SimCity: Inside the GlassBox engine
Tyler Wilde at 01:35am March 8 2012
At EA’s Game Changers event yesterday, Maxis senior VP Lucy Bradshaw
confirmed that SimCity is back, and showed off a very pretty, but very gameplay-less, trailer. Today at GDC, however, Maxis went into detail when it unveiled the game’s engine, GlassBox, which I also got a look at during a recent visit to the studio. Wow. Spore was certainly ambitious, and The Sims has reached incredible commercial success, but GlassBox may turn out to be Maxis’ most impressive achievement yet.

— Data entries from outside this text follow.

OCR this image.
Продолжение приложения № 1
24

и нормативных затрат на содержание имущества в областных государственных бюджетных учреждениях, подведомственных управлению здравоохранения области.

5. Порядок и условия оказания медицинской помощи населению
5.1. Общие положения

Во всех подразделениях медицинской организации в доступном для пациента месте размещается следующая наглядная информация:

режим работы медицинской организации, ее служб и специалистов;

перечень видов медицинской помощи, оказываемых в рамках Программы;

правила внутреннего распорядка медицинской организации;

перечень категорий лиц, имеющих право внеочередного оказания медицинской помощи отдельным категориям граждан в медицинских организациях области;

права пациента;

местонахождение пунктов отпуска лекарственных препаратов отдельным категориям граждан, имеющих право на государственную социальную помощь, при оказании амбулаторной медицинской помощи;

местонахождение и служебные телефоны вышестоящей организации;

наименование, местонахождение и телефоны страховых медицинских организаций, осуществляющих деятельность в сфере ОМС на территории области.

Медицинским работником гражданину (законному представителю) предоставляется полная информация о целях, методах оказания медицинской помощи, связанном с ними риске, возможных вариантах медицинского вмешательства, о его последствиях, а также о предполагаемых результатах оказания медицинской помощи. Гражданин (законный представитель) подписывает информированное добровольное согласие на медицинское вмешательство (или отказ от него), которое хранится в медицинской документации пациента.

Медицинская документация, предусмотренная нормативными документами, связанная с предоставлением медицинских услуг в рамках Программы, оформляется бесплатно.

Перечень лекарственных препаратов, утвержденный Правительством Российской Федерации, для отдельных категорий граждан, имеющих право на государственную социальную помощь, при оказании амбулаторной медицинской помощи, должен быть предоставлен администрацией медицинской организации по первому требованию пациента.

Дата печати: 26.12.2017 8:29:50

The previous SimCity games rely on relatively high-level statistics to tell us what’s going on–the pollution number goes up, so the happiness number goes down. GlassBox does the opposite. It simulates the little things–thousands of individual Sims–and lets the city mechanics emerge naturally. You won’t have to look at a spreadsheet or graph to identify a crisis, because you can watch it all happen in real-time. Pollution will taint the soil and thicken the atmosphere with smog, Sims will get sick and fill the hospitals, businesses will lose employees, and everyone will be really ticked off about the whole thing.
Fire stations no longer provide statistical coverage–a fire truck must drive from the station to the scene of a fire, and the longer it takes, the longer the building burns. Every car and every pedestrian (which are referred to as “agents”) is someone going somewhere to do something, and every traffic jam is the natural result of the patterns they create as they navigate your roads.
Creative Director Ocean Quigley demonstrated how agents operate by artificially populating a closed loop of road with vehicles and pedestrians.
“We’ve created all these people in here, and there’s no jobs for them, no houses for them, and no place to shop. They’re basically all miserable and would love to get out of here as fast as possible,” said Quigley, as hundreds of his sadsack residents drove and trudged in an endless circle.
“So let’s connect their little maze to the outside world, and these people are going to abandon the city as fast as they can. So, all the little agents, they have an agenda, a mood, something they want to do. They hate it here, they want to get out, and so that’s what they’re doing.”
Now consider that Maxis is striving to simulate tens of thousands of agents at a time, and that resources such as power, water, coal, and oil are also treated as individual units, as well as every house, business, and factory, and you can start to get an idea of the incredible number of emergent possibilities GlassBox introduces.